I know some of you might say, I am subjecting NGO and WROs to high and unattainable standards, but first, why not? We committed to reimagine the world so we should do the hard work. And second, if some of the governments already have policies (even though most of them are only on paper) to procure from women and youth owned businesses, why can’t we lead and show them how those policies can be implemented to end poverty, transform lives, and redistribute wealth and power? 

We all know the pain of fundraising – sleepless nights, and the number of drafts we need to write and edit before we get that ‘approved’ email. Why then, we are happily funding the same systems we committed to disrupt? Can we really attain equitable change if we keep financing the ‘established few’? It is like we are working so hard to sustain inequalities and injustices of this world. 

The sad truth is, this is not by accident, it’s part of how the game is being played. Attaining the status of ‘professional NGO with robust financial system’ often means affirming your devotion in maintaining the status quo. Changing this, needs a candid soul searching process followed by practical and ambitious game changing plans. We need to redesign our organizational systems to embrace those who we work with and for, they need us as much as we need them. 

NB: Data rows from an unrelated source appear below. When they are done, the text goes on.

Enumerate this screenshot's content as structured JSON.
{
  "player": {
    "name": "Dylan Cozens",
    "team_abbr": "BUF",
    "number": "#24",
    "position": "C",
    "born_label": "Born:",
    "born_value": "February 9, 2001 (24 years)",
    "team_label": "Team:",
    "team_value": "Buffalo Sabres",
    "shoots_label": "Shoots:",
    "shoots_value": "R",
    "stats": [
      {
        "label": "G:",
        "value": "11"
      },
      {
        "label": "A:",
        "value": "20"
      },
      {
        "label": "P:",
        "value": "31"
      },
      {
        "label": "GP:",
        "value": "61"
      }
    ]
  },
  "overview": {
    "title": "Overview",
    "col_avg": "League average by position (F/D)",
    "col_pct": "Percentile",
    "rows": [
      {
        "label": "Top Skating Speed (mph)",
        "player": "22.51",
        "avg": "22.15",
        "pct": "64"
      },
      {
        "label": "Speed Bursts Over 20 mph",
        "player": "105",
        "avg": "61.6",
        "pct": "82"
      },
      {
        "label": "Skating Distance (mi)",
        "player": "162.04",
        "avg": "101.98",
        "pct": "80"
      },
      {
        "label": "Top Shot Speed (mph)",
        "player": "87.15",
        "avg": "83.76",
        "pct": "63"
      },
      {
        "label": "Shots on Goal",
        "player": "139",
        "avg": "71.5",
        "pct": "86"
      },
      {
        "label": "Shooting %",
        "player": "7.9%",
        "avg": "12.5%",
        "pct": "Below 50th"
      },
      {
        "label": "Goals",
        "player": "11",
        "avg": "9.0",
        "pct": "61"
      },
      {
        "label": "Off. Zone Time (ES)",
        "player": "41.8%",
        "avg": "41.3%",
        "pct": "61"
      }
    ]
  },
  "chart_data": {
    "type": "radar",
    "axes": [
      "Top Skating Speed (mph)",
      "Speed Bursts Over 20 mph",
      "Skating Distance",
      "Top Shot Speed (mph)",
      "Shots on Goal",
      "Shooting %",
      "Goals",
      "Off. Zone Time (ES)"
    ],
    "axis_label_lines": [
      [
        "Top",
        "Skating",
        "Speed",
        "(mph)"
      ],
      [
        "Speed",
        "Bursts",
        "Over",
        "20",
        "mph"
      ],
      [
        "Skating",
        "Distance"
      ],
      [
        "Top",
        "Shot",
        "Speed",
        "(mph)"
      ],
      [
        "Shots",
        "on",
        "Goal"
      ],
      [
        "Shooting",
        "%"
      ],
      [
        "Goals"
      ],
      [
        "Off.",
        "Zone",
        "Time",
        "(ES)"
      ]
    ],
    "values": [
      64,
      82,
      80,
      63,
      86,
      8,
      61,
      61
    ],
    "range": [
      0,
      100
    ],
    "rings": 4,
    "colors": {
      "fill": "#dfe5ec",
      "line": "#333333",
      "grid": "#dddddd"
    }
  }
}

As we welcome 2022, I am challenging all of us to do gender audits on our service providers. For feminists’ sake, let’s use intersectional lens to assess who exactly is providing which services and paid how much and why? I will be keen to learn your findings, but more importantly, I would love to know what you are planning to do next so that we can all learn from each other.

Before we end this piece, allow me to say this one irritating thing, can we civil society stop devaluing people’s knowledge, especially women and youth in all their diversity? We spend tons of money to pay for accommodation, meals, branding, publicity, etc but we spend peanuts to pay those who we invite to share their knowledge and experiences in our meetings. Even translators – who are often men, will have decent contracts for service they provide, but our panelists/speakers are paid close to nothing?  Why? Do we realize without them our meetings will be just another gathering with nice food and colorful branded t-shirts? 

Let’s reflect and rethink our practices, we have a duty to do so – for African sake. What we are seeing now are manifestations of well ingrained neoliberal systems and standards in our organizations. We cannot continue to replicate neoliberal ideas and models of operand to free ourselves from their oppression, injustices and exploitation, we need to decolonize our operations and alter relations of power. Rethink!

Mwanahamisi Singano

Mwanahamisi Salimu Singano is seasoned development expert with extensive experience in the socio-economic programming, policy advocacy and development campaigns

  1. Masha’Allah. u just snatched my thoughts and penned them down, this is the path we should all take, As Gandhi once put it be the change u wish to see in the world. we advocate what we dont believe in. since we do not practice the same but are loud in wordings

  2. Interesting analysis on how we ‘oil’ the wrong wheels and give lip service to the very vulnerable we are trying to help. Yet, it’s not a straight white/black issue; there is a middle-grey here. If we are going to sustainably engage women led businesses, something I support 100%, there also has to be a business-development/grooming package to accompany such good-cause. B’se at the end of the day, there can be genuine quality issues that can’t be disregarded. We then have to work with the resource providers (donors) to build in extra capacity-building/risk-tolerance into existing granting systems. This has to be a multi-stakeholder effort. Once again very good piece, thank you.